Cleopatra 2016
On a short leave to eternity, GONG commander delivers his final message and has a last laugh at reality.
It’s been a logical route from “Flying Teapot” to WEIRD BISCUIT TEATIME and to “Elevenses” now, the road that ended way too soon for Daevid Allen, yet he was on top of the situation to the very finale of it. “I hope for a huge construction site of optimism,” he’s reciting in the funky “Banana Construction” which wraps up this record and summarizes the gist of Chief Pixie’s nature: strange but always looking at the bright side of life, although there’s a good dose of cynicism in the fairground swirl and dada-Dylanism of “God’s New Deal” and a few other places. Just like Allen’s Balearic albums, the 13 pieces serve to remind one what a great guitarist Daevid was in terms of complementing his vision aurally, as gently stressed by “Secretary Of Lore,” and Don Falcone, the QUARTET co-founder, is the veteran’s perfect foil here, adding space daubs of keyboards to the pot-heady mix.
It’s a motorik ride, from the sparkling “TransloopThisMessage” on, yet some of the cuts – even the frenzied “The Latest Curfew Craze” – sound like backing tracks that didn’t receive a vocal treatment.

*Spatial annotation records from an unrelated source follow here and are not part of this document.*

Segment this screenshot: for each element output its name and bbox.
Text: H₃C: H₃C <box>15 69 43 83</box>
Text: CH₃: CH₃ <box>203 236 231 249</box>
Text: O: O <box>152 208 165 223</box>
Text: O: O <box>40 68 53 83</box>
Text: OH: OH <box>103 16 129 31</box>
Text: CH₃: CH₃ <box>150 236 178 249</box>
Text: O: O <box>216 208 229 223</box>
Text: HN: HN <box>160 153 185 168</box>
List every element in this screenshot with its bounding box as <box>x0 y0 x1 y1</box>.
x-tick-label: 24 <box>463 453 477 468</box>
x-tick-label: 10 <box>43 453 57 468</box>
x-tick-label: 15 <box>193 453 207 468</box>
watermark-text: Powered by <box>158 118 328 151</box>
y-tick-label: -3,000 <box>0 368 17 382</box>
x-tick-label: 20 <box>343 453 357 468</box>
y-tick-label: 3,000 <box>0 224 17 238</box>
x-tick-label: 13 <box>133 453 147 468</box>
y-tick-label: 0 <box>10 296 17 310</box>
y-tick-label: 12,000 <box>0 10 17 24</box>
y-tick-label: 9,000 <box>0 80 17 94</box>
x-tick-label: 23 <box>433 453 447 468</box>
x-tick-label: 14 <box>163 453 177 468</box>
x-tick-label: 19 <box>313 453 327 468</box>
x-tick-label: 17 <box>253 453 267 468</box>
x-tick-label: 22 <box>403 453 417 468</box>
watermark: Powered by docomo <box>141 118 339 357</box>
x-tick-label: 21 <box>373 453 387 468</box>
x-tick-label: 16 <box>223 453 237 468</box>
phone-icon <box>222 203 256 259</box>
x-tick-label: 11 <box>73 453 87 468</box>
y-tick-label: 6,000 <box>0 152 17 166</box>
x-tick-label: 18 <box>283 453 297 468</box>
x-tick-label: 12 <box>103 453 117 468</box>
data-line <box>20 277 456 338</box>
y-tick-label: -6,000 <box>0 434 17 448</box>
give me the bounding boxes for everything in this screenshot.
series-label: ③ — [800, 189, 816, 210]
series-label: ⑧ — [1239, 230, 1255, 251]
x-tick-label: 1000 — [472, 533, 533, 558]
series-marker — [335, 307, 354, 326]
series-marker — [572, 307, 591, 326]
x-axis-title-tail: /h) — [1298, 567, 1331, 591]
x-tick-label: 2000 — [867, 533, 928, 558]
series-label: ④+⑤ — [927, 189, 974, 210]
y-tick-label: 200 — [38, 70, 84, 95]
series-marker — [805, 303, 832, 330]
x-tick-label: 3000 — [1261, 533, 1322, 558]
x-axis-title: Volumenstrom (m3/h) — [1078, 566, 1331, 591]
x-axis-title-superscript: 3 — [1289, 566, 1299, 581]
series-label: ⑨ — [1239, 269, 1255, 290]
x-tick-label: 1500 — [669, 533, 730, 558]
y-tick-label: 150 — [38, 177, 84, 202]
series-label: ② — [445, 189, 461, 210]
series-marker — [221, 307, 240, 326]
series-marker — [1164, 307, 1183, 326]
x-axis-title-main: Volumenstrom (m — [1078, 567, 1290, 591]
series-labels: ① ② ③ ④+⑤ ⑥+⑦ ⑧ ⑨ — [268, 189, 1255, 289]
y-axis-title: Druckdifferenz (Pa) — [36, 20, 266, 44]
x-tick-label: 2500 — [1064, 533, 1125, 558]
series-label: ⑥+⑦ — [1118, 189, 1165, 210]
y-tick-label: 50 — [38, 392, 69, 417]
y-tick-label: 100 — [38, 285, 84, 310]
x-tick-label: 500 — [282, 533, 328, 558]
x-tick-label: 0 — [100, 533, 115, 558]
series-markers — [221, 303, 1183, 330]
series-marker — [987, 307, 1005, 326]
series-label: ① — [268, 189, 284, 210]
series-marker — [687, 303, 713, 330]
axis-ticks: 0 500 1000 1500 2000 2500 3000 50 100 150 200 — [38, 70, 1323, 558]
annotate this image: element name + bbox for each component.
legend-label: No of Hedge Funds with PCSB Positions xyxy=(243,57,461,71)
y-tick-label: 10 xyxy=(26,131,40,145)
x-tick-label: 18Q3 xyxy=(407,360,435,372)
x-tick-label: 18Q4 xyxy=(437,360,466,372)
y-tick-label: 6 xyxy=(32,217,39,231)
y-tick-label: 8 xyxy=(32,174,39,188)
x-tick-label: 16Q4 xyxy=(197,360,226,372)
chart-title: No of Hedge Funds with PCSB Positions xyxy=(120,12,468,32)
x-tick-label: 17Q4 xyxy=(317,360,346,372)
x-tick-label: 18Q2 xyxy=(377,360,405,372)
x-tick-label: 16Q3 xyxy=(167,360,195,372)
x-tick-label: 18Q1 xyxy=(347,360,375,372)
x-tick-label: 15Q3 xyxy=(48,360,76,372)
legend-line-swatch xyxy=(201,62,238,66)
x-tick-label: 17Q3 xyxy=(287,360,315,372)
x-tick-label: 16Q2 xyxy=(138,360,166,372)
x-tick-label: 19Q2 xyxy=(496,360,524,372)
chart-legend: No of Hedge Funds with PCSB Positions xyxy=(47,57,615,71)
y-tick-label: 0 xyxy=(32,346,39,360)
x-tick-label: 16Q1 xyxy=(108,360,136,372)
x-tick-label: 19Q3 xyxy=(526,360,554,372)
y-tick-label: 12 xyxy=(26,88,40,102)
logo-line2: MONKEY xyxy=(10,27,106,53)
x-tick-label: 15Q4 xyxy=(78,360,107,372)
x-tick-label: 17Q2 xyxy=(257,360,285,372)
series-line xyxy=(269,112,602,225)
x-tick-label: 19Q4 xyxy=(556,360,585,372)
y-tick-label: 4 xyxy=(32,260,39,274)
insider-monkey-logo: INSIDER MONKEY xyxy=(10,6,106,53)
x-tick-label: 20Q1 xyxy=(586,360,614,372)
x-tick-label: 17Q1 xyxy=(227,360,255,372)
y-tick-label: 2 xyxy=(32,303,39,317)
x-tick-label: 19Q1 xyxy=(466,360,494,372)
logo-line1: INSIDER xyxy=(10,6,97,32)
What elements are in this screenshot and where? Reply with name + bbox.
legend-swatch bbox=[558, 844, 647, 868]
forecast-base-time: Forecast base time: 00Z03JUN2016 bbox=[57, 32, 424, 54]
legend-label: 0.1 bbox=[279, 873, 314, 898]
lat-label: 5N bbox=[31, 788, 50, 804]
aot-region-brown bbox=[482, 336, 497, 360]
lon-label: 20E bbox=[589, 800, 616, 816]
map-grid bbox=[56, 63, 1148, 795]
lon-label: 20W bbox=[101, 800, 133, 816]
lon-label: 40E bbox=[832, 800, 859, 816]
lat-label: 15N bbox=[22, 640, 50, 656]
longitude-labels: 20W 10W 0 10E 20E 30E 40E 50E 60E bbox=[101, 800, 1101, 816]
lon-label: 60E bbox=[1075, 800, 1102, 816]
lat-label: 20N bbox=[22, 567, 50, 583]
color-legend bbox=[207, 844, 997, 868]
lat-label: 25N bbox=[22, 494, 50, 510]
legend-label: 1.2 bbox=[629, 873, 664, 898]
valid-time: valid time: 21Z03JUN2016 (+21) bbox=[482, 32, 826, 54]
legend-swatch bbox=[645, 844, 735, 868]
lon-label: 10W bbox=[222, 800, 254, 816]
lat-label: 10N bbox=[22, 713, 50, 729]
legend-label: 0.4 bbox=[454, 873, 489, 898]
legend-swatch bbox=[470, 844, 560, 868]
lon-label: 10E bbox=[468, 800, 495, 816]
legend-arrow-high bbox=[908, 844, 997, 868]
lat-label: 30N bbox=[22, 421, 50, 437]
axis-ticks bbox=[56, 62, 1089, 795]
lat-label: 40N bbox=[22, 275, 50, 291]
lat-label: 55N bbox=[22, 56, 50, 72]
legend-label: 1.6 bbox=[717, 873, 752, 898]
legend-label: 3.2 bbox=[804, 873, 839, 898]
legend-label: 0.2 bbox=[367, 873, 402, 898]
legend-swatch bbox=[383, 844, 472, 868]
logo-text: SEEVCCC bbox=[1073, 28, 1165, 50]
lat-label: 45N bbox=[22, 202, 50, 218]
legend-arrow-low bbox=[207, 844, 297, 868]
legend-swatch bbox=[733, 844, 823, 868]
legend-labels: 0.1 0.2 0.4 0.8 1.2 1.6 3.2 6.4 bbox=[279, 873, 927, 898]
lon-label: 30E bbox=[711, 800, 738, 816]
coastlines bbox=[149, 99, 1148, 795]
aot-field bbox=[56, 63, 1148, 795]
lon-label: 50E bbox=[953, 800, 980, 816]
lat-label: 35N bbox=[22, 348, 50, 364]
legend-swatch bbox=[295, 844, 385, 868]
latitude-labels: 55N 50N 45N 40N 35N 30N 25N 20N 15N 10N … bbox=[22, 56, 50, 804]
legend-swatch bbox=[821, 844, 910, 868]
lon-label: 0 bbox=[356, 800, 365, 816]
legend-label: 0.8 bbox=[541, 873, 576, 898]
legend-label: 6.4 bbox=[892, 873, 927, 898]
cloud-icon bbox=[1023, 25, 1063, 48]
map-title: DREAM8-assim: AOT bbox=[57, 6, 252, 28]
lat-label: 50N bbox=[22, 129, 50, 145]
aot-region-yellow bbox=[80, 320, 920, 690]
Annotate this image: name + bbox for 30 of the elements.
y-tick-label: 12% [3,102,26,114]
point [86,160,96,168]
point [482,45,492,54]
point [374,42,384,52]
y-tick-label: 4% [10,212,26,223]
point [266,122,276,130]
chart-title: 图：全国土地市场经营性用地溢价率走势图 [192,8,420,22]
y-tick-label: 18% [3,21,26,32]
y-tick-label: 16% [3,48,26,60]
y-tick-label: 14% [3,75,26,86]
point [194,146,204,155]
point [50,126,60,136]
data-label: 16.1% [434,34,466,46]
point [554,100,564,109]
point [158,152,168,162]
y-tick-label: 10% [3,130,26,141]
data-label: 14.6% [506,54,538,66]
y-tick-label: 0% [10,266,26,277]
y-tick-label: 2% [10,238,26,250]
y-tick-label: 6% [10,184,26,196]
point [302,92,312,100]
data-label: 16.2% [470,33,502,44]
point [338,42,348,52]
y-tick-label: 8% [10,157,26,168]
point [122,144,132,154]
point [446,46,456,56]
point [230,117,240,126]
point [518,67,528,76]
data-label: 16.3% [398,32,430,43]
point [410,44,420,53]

Those that did are mischievously theatrical, and while “Kick That Habit Man” takes the clanging blues to the purgatory, “Imagicknation” has a playfully predatory pace to it, as its dynamic wave rises to mesmerize the listener. Same can be said of the multilayered, almost orchestral “Under The Yum Yum Tree Cafe” which is as delicate as its title suggests, and of “The Cold Stuffings Of November” where snippets of voice are buried under a thick, solemn stratum of organ, but not of the cinematic “Dim Sum In Alphabetical Order” and its bubbling surface.
Still, it’s this bubbling that’s emphasizes the album’s last word: “HUMAN” – that’s the core characteristic of Daevid Allen’s oeuvre. As cosmic as his work seemed to be, the artist belonged down here, and his presence is still felt on earth.